Marco Aurélio: prisões fariam 'enrubescer nazistas'

 

 

Do jornal O Globo

 

11/12/2007 - Num discurso em que atacou a omissão do Estado, o ministro do Supremo Tribunal Federal (STF) Marco Aurélio Mello disse ontem que, em alguns casos, os métodos de repressão utilizados no Brasil fariam "enrubescer nazistas". Para ele, essa omissão ajudou a gerar situações como a prisão de uma menor com 20 homens no Pará e os detentos acorrentados do lado de fora de uma delegacia de Santa Catarina.
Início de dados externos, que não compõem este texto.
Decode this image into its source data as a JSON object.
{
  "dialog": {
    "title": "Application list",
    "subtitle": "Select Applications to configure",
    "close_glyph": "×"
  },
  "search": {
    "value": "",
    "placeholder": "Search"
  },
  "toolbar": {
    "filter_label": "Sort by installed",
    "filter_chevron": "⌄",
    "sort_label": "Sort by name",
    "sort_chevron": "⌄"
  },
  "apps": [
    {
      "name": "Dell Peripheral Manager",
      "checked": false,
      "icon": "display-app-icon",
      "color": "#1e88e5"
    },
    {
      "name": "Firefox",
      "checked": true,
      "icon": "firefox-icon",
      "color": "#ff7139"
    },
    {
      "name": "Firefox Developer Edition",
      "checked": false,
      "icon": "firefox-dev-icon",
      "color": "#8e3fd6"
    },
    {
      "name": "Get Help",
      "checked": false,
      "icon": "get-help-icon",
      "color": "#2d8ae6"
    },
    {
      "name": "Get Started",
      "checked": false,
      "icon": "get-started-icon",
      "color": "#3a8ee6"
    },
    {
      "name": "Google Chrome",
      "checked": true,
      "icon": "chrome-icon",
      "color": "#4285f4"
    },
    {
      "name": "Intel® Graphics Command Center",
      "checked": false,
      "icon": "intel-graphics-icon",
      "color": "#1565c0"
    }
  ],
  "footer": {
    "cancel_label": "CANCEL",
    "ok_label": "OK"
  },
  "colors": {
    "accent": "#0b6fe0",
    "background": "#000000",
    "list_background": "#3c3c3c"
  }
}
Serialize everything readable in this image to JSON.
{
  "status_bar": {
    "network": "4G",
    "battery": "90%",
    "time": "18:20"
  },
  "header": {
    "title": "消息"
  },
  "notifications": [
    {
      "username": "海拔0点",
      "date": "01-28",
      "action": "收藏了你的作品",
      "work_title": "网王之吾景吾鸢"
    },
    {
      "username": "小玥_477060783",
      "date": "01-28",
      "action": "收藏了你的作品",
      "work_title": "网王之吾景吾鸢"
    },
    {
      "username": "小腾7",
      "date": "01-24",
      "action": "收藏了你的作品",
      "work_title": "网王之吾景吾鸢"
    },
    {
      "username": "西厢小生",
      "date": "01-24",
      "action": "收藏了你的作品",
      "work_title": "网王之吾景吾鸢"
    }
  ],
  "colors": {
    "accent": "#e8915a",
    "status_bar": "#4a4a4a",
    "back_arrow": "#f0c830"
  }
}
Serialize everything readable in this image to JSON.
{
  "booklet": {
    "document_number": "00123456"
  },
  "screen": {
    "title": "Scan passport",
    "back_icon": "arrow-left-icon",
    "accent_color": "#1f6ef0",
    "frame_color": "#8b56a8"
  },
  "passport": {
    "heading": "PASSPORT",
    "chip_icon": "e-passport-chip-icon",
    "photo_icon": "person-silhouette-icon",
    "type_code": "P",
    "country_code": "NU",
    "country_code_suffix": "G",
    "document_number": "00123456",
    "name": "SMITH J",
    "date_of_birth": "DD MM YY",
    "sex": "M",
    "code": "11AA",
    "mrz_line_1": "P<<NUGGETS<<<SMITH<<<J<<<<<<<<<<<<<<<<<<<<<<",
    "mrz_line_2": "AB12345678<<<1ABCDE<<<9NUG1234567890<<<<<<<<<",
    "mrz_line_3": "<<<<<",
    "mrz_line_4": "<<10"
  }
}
O ministro foi contundente contra a violação de direitos humanos, dizendo que o Estado brasileiro desonra a Constituição quando "amontoa presos em cadeias imundas, sem luz, sem banheiros, sem ar, sem um mínimo de dignidade".

 

"O próprio Estado aparece cada vez mais como partícipe, por ação ou omissão, por desconhecimento ou despreparo, por negligência, comodidade ou conformismo", afirmou o ministro, durante a entrega do Prêmio Franz de Castro Holzwarth de Direitos Humanos, na sede paulista da Ordem dos Advogados do Brasil (OAB-SP), em solenidade realizada no Dia Internacional dos Direitos Humanos.

 

 

'Mentalidade reinante é de castigar e não de recuperar'

 

Na opinião de ministro, as prisões brasileiras não cumprem o papel de ressocialização dos detentos: "Parece claro que a mentalidade reinante é a de puramente castigar e não a de recuperar. Os métodos, em certos casos, fariam enrubescer nazistas. Na época de exceção, os torturadores legitimavam as mais terríveis selvagerias com panacéias ideológicas. E hoje, o que justifica tanto desprezo pelos mais básicos direitos humanos, pela humanidade de quem delinqüiu?"

 

Ao lembrar que o Brasil foi promovido recentemente ao patamar dos países com alto Índice de Desenvolvimento Humano (IDH) , Marco Aurélio citou a série de reportagens que vêm sendo publicadas pelo Globo sobre os menores infratores para rebater a idéia de que o país respeita totalmente o cidadão. "Ainda no calor das comemorações (a subida do Brasil no IDH), o Globo divulgou fato dos mais humilhantes para governos com pretensões progressistas: 52% dos menores presos ou são mortos nos cárceres disfarçados de centros de ressocialização ou, soltos, retornam à prática delituosa".

 

 

Jovem presa com homens completa 16 anos

 

A adolescente que ficou presa por 26 dias em uma cela com 20 homens em Abaetetuba, no Pará, e que denunciou ter sido vítima de violência sexual, completou 16 anos ontem, ironicamente, a data em que é celebrado o Dia Internacional dos Direitos Humanos.

 

A coordenadora técnica do Programa de Crianças e Adolescentes Ameaçados de Morte, da Secretaria Especial dos Direitos Humanos da Presidência da República, Luana Bottini, informou que a jovem passaria o aniversário com a família, "comendo bolo chocolate", na cidade onde é mantida sob proteção. O previsto era que a equipe que a acompanha organizasse uma festa de aniversário.

 

O programa do governo federal custeia gastos, como moradia, alimentação e tratamento médico para a família protegida.

A adolescente sairá do programa apenas quando os coordenadores avaliarem que sua família está segura.